POURQUOI PARTAGER NOTRE VERITABLE NATURE AVEC LA VISION SANS TETE DE DOUGLAS HARDING ?





Il n’y peu de risque à partager une technique d’expérimentation de vision sans tête sinon à en redécouvrir la vérité lumineuse. 
Beaucoup de propositions spirituelles exigent un guru réalisé, un enseignant obligé d’affirmer la véracité de ce qu’il transmet quitte à être insincère avec ses manques flagrants de liberté parce que son enseignement exige un enseignant impeccable. Ici avec la voie de la vision sans tête seul importe le contenu de l’enseignement. Le seul prérequis de celui qui transmet le protocole est de s’y soumettre lui-même et voir ce qu’il y a à voir n’exige nullement de prétendre à une perfection humaine qu’on n’a pas.   
Avec les expérimentations de la vision sans tête, je mets directement à disposition de l’autre le moyen de voir la lumière intérieure et même si dans ma forme extérieure, je ne la rayonne pas, même si mon ego a des ombres qui l’empêchent d’être pleinement authentique et donc même si il y a en moi des manques de sincérité par rapport à cette lumière intérieure, l’autre peut, lui, la laisser se réaliser voire même plus intensément que je ne le pourrais jamais. 
Après tout mon récipient sera toujours impur et étroit puisque je ne suis qu’un homme mais la place qui reste dans ce récipient est remplie de cette lumière et c’est là toute ma joie de pouvoir le redécouvrir à l’instant. Inutile de ne boire à longueur de temps que mes impuretés dans l’amertume ; ce breuvage de lumière a des vertus purifiantes dont je ne connais même pas tous les chemins quand il plonge dans mon inconscient le plus matériel. 

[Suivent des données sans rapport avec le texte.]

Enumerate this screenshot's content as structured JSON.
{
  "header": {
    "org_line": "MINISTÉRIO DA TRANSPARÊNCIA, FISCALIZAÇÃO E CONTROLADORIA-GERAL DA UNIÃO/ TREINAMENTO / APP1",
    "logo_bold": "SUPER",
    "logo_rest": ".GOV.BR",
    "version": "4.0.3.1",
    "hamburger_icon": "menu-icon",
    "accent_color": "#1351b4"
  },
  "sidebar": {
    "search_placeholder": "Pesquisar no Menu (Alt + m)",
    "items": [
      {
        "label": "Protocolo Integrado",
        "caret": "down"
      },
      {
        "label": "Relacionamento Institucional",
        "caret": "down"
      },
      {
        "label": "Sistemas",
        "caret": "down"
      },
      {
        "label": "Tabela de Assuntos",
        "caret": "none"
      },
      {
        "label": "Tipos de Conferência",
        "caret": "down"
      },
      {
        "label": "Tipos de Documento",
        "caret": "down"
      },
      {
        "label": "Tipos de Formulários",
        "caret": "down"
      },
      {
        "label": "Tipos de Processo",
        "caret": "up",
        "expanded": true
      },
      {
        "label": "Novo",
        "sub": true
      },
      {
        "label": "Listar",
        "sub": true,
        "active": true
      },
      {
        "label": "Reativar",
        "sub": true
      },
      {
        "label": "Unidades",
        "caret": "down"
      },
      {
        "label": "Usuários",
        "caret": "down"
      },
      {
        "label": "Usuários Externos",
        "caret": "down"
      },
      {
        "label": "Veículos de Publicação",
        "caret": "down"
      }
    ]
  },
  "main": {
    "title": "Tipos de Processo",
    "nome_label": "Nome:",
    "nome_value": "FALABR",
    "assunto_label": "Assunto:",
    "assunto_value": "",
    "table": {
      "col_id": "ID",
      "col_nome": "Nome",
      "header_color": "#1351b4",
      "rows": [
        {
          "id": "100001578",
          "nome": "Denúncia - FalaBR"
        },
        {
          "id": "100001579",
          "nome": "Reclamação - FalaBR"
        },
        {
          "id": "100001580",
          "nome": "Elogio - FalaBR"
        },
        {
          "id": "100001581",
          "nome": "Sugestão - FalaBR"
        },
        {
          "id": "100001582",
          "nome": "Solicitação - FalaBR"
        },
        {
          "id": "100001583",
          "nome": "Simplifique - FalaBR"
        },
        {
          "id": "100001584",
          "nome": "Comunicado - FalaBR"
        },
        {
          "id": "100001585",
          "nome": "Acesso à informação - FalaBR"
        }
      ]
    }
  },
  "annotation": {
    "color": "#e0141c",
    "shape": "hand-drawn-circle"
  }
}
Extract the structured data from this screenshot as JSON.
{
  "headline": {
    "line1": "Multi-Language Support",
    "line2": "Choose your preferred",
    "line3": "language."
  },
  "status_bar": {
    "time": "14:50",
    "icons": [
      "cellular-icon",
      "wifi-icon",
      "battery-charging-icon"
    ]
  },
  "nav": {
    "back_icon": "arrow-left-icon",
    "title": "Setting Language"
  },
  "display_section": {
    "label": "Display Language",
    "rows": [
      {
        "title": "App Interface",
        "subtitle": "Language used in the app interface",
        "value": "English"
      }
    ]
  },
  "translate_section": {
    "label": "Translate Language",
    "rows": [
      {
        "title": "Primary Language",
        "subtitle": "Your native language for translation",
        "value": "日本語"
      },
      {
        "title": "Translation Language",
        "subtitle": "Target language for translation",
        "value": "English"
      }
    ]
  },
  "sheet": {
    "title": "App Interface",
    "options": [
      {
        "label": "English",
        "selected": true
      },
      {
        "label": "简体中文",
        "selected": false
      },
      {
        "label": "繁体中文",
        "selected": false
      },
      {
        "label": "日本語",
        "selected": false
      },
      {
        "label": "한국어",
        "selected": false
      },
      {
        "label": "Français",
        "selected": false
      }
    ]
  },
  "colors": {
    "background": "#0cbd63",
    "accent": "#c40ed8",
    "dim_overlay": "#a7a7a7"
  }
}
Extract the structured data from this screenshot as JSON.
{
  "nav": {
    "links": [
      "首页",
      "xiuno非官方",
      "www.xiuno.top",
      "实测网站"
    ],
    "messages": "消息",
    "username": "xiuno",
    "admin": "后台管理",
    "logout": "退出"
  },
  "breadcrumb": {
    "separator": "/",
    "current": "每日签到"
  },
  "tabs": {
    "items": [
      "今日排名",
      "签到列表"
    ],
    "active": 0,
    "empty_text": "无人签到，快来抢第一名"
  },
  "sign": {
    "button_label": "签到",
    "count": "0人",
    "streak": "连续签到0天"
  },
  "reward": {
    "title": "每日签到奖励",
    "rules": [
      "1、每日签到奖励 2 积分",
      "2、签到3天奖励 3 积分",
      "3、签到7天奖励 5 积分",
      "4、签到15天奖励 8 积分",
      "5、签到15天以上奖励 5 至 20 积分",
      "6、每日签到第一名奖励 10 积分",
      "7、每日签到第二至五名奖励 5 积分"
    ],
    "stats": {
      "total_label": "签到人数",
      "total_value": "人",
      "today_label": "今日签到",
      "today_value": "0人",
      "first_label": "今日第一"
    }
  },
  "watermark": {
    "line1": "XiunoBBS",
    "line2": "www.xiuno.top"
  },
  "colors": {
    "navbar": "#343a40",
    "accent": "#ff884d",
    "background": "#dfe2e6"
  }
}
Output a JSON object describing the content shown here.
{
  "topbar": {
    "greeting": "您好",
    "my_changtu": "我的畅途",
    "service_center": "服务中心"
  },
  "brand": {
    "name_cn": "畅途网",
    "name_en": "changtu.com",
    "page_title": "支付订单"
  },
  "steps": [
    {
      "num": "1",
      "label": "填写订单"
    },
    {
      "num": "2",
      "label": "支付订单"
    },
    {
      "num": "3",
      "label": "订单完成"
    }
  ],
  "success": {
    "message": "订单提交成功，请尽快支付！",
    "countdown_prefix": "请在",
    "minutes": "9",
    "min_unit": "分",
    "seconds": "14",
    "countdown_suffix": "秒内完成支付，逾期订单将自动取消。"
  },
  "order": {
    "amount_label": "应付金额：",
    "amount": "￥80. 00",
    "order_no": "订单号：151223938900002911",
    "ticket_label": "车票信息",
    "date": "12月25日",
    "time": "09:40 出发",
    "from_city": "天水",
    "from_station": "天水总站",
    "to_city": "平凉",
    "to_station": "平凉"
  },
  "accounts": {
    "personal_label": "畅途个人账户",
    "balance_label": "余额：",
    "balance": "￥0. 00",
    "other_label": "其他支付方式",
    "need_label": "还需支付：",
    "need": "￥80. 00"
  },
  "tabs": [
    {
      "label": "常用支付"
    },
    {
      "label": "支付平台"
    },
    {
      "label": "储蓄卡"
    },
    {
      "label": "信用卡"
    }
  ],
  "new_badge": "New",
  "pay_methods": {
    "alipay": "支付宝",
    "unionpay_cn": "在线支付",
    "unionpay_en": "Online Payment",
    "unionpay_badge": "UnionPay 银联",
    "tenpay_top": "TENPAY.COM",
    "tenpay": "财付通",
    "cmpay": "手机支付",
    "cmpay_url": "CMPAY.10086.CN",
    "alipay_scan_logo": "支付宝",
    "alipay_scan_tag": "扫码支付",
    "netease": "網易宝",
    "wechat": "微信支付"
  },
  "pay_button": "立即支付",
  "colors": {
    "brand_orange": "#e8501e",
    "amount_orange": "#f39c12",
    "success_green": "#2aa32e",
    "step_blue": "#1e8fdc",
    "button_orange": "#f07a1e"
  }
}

Mon ami, on peut ainsi partager ce breuvage de lumière sans l’ombre d’un doute quant à son obscurcissement par nos défauts et même si nous manquons encore de bienveillance et surtout encore de sincérité envers nous-mêmes. Les expérimentations proposées n’ont rien de personnelles. L’expérimentation qui peut s’accomplir en toi si elle a à s’accomplir le fera d’elle-même…  

Moi-même je me souviens que la première expérimentation à s’accomplir a eu lieu devant cette page-ci (p.150-151, La troisième voie) de Douglas Harding :
 
En cliquant sur l'image on aura une meilleure idée du dessin voire du texte.
Soudain lisant ce livre là-bas, me mettant à l’écoute de ce qui était dit là-bas sur ce livre, je suis devenu meilleur lecteur de moi-même, réalisant la plénitude de ce qui me manquait à zéro distance… 

Encore le même dessin.


Le doigt sur le dessin ne pointait pas seulement quelque chose d’imaginé mentalement au-dessus du bonhomme dessiné mais il pointe encore à l’instant au-dessus de mes épaules la véritable nature de lecteur, seul et unique que je suis (comme chacun d'ailleurs peut le constater pour lui aussi).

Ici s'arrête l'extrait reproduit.